As the conversation continued, we considered the four keys of transformation and used them to ask him more questions. The keys are:

  • Idealized Influence: The leader is not someone who is working to satisfy their own ego. The leader wields moral power and is worthy of emulation.   Because the leader knows his or her highest purpose, the leader is committed to the highest good and sacrifices for it. Doing this stimulates the emergence of more virtues. The leader is seen as an inherently good person, worthy of admiration and trust.
  • Inspirational motivation: The leader is purpose driven and thus oriented to the future. The leader has a meaningful vision of where the system needs to go. The leader shows constancy of purpose and at every turn works to link the people to the purpose. It becomes increasingly attractive and desirable. People begin to find meaning in it. They begin to believe and to experiment.
  • Individual consideration: The relationship with the people is not transactional. They are not replaceable widgets but people worthy of honor. The leader knows the people, considers their individual needs, and shows them unconditional positive regard. The people know that the leader cares.
  • Intellectual stimulation: One of the central challenges in the transformational process is learning, more specifically, deep or transformative learning. The people must come to a new mental map of who they are and how they operate. This includes a shift from them colluding in their own disempowerment to them becoming self-empowering people. So the leader uses a variety of techniques to constantly challenge existing assumptions and nurture the emergence of a new mental map.
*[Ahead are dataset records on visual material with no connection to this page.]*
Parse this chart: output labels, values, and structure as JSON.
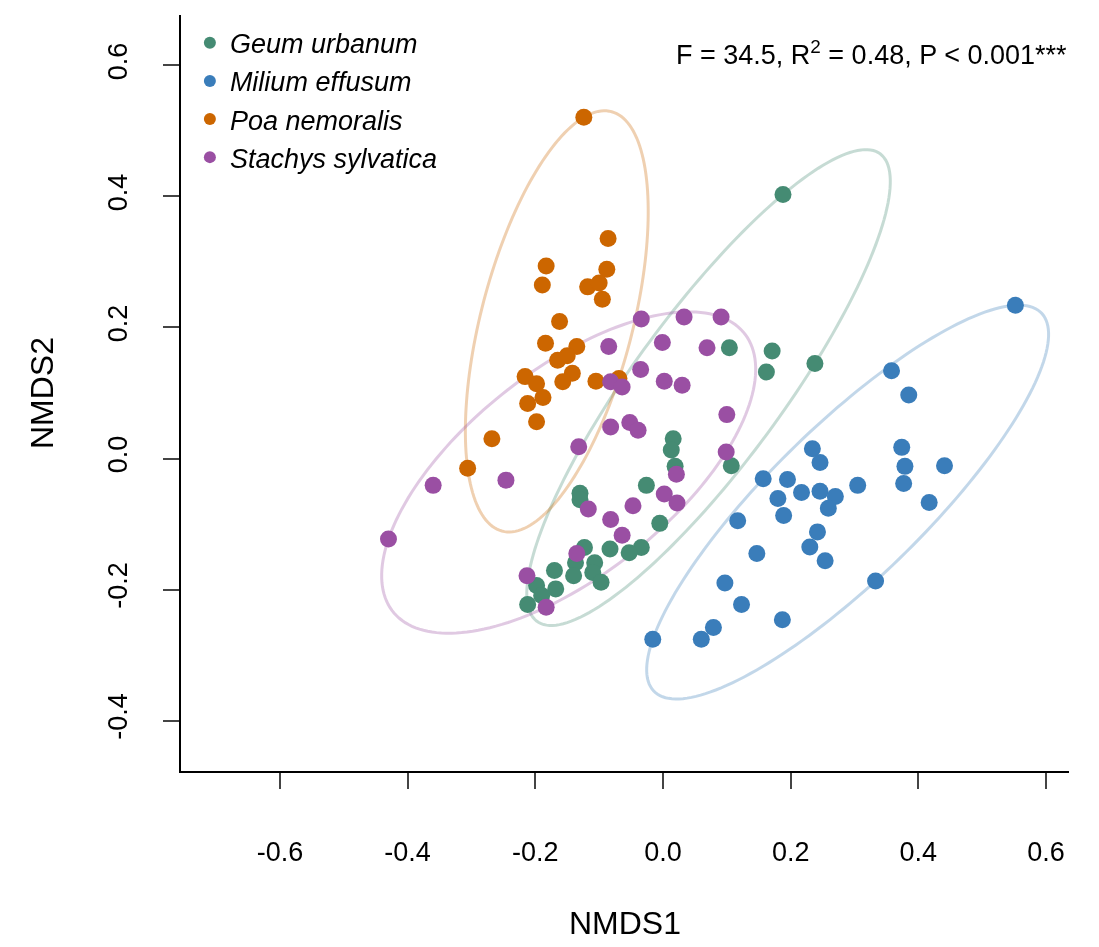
{
  "chart_data": {
    "type": "scatter",
    "xlabel": "NMDS1",
    "ylabel": "NMDS2",
    "annotations": [
      "F = 34.5, R$^{2}$ = 0.48, P < 0.001***"
    ],
    "xlim": [
      -0.755,
      0.636
    ],
    "ylim": [
      -0.477,
      0.677
    ],
    "xticks": [
      {
        "value": -0.6,
        "label": "-0.6"
      },
      {
        "value": -0.4,
        "label": "-0.4"
      },
      {
        "value": -0.2,
        "label": "-0.2"
      },
      {
        "value": 0,
        "label": "0.0"
      },
      {
        "value": 0.2,
        "label": "0.2"
      },
      {
        "value": 0.4,
        "label": "0.4"
      },
      {
        "value": 0.6,
        "label": "0.6"
      }
    ],
    "yticks": [
      {
        "value": -0.4,
        "label": "-0.4"
      },
      {
        "value": -0.2,
        "label": "-0.2"
      },
      {
        "value": 0,
        "label": "0.0"
      },
      {
        "value": 0.2,
        "label": "0.2"
      },
      {
        "value": 0.4,
        "label": "0.4"
      },
      {
        "value": 0.6,
        "label": "0.6"
      }
    ],
    "grid": false,
    "legend": "top left",
    "marker": "circle",
    "series": [
      {
        "name": "Geum urbanum",
        "color": "#458b73",
        "x": [
          0.188,
          0.238,
          0.171,
          0.162,
          0.104,
          0.107,
          0.016,
          0.013,
          0.019,
          -0.026,
          -0.005,
          -0.13,
          -0.13,
          -0.034,
          -0.053,
          -0.083,
          -0.123,
          -0.137,
          -0.107,
          -0.11,
          -0.14,
          -0.097,
          -0.17,
          -0.168,
          -0.198,
          -0.212,
          -0.19
        ],
        "values": [
          0.403,
          0.145,
          0.164,
          0.132,
          0.169,
          -0.011,
          0.03,
          0.013,
          -0.012,
          -0.041,
          -0.099,
          -0.053,
          -0.063,
          -0.136,
          -0.144,
          -0.138,
          -0.136,
          -0.159,
          -0.159,
          -0.174,
          -0.179,
          -0.189,
          -0.171,
          -0.199,
          -0.194,
          -0.223,
          -0.209
        ]
      },
      {
        "name": "Milium effusum",
        "color": "#3a7dba",
        "x": [
          0.552,
          0.358,
          0.385,
          0.234,
          0.246,
          0.374,
          0.379,
          0.441,
          0.377,
          0.157,
          0.195,
          0.217,
          0.246,
          0.27,
          0.305,
          0.18,
          0.259,
          0.189,
          0.417,
          0.117,
          0.242,
          0.23,
          0.254,
          0.147,
          0.333,
          0.097,
          0.123,
          0.187,
          0.079,
          0.06,
          -0.016
        ],
        "values": [
          0.234,
          0.134,
          0.097,
          0.015,
          -0.006,
          0.017,
          -0.012,
          -0.011,
          -0.038,
          -0.031,
          -0.032,
          -0.052,
          -0.05,
          -0.058,
          -0.041,
          -0.061,
          -0.076,
          -0.087,
          -0.067,
          -0.095,
          -0.112,
          -0.135,
          -0.156,
          -0.145,
          -0.187,
          -0.19,
          -0.223,
          -0.246,
          -0.258,
          -0.276,
          -0.276
        ]
      },
      {
        "name": "Poa nemoralis",
        "color": "#cc6600",
        "x": [
          -0.124,
          -0.086,
          -0.183,
          -0.088,
          -0.189,
          -0.118,
          -0.1,
          -0.095,
          -0.162,
          -0.184,
          -0.135,
          -0.165,
          -0.15,
          -0.216,
          -0.198,
          -0.142,
          -0.157,
          -0.105,
          -0.069,
          -0.188,
          -0.212,
          -0.198,
          -0.268,
          -0.306
        ],
        "values": [
          0.521,
          0.336,
          0.294,
          0.289,
          0.265,
          0.262,
          0.268,
          0.243,
          0.209,
          0.176,
          0.171,
          0.15,
          0.157,
          0.125,
          0.114,
          0.13,
          0.117,
          0.118,
          0.122,
          0.093,
          0.084,
          0.056,
          0.03,
          -0.015
        ]
      },
      {
        "name": "Stachys sylvatica",
        "color": "#9a4fa3",
        "x": [
          -0.43,
          -0.36,
          -0.246,
          -0.034,
          0.033,
          0.091,
          -0.085,
          -0.001,
          0.069,
          -0.035,
          -0.082,
          -0.064,
          0.002,
          0.03,
          0.1,
          -0.082,
          -0.052,
          -0.039,
          -0.132,
          0.099,
          0.021,
          0.002,
          0.022,
          -0.047,
          -0.117,
          -0.082,
          -0.064,
          -0.135,
          -0.213,
          -0.183
        ],
        "values": [
          -0.123,
          -0.041,
          -0.033,
          0.213,
          0.216,
          0.216,
          0.171,
          0.177,
          0.169,
          0.136,
          0.117,
          0.109,
          0.118,
          0.112,
          0.067,
          0.048,
          0.055,
          0.043,
          0.018,
          0.01,
          -0.024,
          -0.054,
          -0.068,
          -0.072,
          -0.077,
          -0.093,
          -0.117,
          -0.145,
          -0.179,
          -0.227
        ]
      }
    ]
  }
}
As we asked questions about these kinds of things, he was totally responsive. Given his personal journey, he understood the basic principles. His challenge was thinking about specific actions to take. So here we began to dream with him. We said, “Imagine doing this and imagine doing that.” He drank in our lengthy list of outrageous scenarios. He could see how to adapt and adopt them.
As this happened, he visibly changed. He became energized. He told us he would report back. He sincerely thanked us for the discussion. This professional educator was ready to go back to his professional educators and engage in the mutual process of deep learning. It is what transformational leaders learn to do.
 
Reflection

  • What does it mean that some things are not teachable, only learnable?
  • Why do people resist the work of deep learning?
  • Why do the four keys of transformation make deep learning possible?
  • How could we use this passage to create a more positive organization?